En ese punto ya dieron por sentado que estaban explorando la estación juntos. Adam saltó a la vía, la cruzó de dos zancadas y trepó al andén central; ahí esperó a Hannah y le tendió la mano para ayudarla a subir. Esta vez, ella sí la aceptó. Empezaron a rebuscar con detenimiento entre las estanterías de las barracas, relativamente cerca el uno del otro. Sobre un estante, Adam encontró un bulto polvoriento cubierto con una tela. Al destaparlo resultó ser una especie de casco de color negro. Lo cogió y, frunciendo el ceño, le dio vueltas; tenía unos símbolos rojos que imitaban unas llamas. Antes de la Guerra, había visto muchos. Sí… en el pasado, la gente los utilizaba cuando se montaba sobre una especie de vehículos de dos ruedas, o quizá para ocultar el rostro si alguien no quería ser identificado. Sintió curiosidad y quiso probárselo. Le encajó a la perfección. Cuando Hannah lo vio no pudo evitar soltar una pequeña risilla. Era la primera vez que Adam la veía reír. Le pareció desconcertantemente hermosa, pero se sintió tan ridículo que se lo quitó en seguida.
—No creo que esto sea de ninguna utilidad para alguien como yo —carraspeó, muerto de vergüenza. Ella le mantuvo la mirada y la sonrisa un segundo y luego, divertida, siguió estudiando las estanterías. Adam tardó un poco en que le bajara el tono rojizo de sus mejillas. Agradeció el hecho de que hubiera poca luz y la penumbra no dejara apreciar bien esa clase de detalles.

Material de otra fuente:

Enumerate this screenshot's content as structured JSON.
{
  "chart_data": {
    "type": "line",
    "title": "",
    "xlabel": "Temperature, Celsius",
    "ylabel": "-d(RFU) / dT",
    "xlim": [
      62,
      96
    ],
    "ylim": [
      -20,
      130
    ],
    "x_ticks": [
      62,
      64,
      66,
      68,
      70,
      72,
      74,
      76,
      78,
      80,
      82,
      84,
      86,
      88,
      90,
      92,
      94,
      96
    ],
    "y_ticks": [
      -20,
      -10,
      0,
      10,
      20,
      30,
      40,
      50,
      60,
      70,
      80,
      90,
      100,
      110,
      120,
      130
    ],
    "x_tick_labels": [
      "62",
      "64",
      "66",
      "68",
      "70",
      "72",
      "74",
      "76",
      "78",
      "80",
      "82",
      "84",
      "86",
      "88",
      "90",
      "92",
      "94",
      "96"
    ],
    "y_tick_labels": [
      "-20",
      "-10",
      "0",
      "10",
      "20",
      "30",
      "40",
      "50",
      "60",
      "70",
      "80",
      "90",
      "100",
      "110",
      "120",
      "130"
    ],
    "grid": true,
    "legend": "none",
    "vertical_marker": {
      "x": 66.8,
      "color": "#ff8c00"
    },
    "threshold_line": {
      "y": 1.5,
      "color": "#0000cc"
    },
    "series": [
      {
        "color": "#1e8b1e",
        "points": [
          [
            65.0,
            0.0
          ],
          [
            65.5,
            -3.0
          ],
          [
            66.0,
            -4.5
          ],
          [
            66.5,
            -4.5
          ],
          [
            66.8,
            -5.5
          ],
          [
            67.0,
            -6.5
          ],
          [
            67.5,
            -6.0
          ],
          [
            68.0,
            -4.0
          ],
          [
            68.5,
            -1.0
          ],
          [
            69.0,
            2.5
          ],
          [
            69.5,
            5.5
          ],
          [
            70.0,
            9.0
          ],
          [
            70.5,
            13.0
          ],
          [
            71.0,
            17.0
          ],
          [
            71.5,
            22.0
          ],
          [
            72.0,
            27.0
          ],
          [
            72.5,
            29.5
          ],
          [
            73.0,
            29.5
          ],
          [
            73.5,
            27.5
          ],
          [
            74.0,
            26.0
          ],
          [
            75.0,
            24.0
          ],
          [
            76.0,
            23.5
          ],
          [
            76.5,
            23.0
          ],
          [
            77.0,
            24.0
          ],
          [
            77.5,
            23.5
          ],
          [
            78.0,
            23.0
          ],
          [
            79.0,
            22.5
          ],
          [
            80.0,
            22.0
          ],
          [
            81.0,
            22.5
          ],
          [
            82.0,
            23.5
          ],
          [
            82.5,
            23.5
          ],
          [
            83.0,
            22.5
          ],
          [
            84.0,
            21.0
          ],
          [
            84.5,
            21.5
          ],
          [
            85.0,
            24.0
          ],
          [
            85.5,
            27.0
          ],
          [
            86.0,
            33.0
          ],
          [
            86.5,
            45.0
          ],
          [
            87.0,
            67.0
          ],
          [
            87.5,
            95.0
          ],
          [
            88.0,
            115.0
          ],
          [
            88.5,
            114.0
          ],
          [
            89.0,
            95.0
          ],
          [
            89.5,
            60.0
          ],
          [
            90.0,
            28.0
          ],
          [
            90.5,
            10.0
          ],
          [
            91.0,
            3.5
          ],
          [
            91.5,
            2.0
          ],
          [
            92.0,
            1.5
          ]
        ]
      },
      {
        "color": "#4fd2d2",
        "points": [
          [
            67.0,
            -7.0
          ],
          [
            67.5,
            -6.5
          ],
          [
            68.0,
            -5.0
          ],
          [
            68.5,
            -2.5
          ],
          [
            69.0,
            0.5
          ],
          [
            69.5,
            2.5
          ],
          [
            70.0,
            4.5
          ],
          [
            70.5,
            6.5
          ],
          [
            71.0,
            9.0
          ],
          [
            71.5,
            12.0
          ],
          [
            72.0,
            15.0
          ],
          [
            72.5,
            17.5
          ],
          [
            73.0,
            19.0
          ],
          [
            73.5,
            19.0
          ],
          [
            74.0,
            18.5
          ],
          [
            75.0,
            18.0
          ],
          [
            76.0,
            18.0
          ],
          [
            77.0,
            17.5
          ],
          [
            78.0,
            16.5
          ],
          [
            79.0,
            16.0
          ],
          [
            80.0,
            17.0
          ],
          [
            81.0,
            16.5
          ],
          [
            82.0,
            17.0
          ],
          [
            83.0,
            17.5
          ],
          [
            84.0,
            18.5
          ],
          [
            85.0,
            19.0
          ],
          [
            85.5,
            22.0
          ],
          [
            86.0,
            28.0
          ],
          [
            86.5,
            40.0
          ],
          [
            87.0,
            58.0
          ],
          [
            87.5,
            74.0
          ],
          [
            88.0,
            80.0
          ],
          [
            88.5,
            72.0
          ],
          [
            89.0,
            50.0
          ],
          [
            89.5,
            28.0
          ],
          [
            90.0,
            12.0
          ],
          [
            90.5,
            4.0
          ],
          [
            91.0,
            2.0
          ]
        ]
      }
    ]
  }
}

Ni él mismo alcanzaba a entender el motivo, pero la verdad es que empezaba a sentirse realmente bien con ella al lado. Tal vez se tratara de aquello que había oído hablar a algunos mayores acerca de las chicas bonitas, que hacían volver a los hombres torpes. Hasta entonces, él jamás había estado cerca de ninguna. Que él recordara, excepto su madre y la señora Belicci, ni siquiera había hablado nunca con una mujer.
Al final, no dieron con nada en especial. Estaba claro que todo lo útil que pudo haber allí algún día se lo habían llevado. No obstante, el muchacho vio unos bultos pequeños en una mesa apartada que le llamaron mucho la atención. A medida que iba acercándose, sus sospechas se fueron confirmando. Cuando estuvo enfrente creyó que le iba a faltar el aire. Eran restos de comida reciente: recipientes de conserva vacíos pero que aún mantenían sus paredes recubiertas de jugo, un hueso de animal que, al cogerlo, estaba húmedo, y la piel de algún tipo de alimento que no supo identificar, pero que, desde luego, no estaba podrido y todavía conservaba su olor dulce.
—¡Efraím! —anunció nervioso, tratando de no elevar demasiado la voz. El albino, que se encontraba en el primer apeadero, sacando de las mochilas los suministros para la noche, dejó lo que estaba haciendo y se apresuró hasta el andén central. Hannah también se aproximó a mirar—. Alguien ha estado aquí hace poco. —Les mostró los restos de comida.
Efraím cogió el envase y lo olfateó. Al soltarlo se quedó pensativo, con la vista perdida en la mesa.
—Sí… Y hace menos de lo que imaginas. Estas sobras son de ayer. —Lo miró muy serio—. Por lo visto no estamos solos en Londres. Alguien más se mueve por la misma ruta que nosotros… y conoce bien los secretos de la ciudad.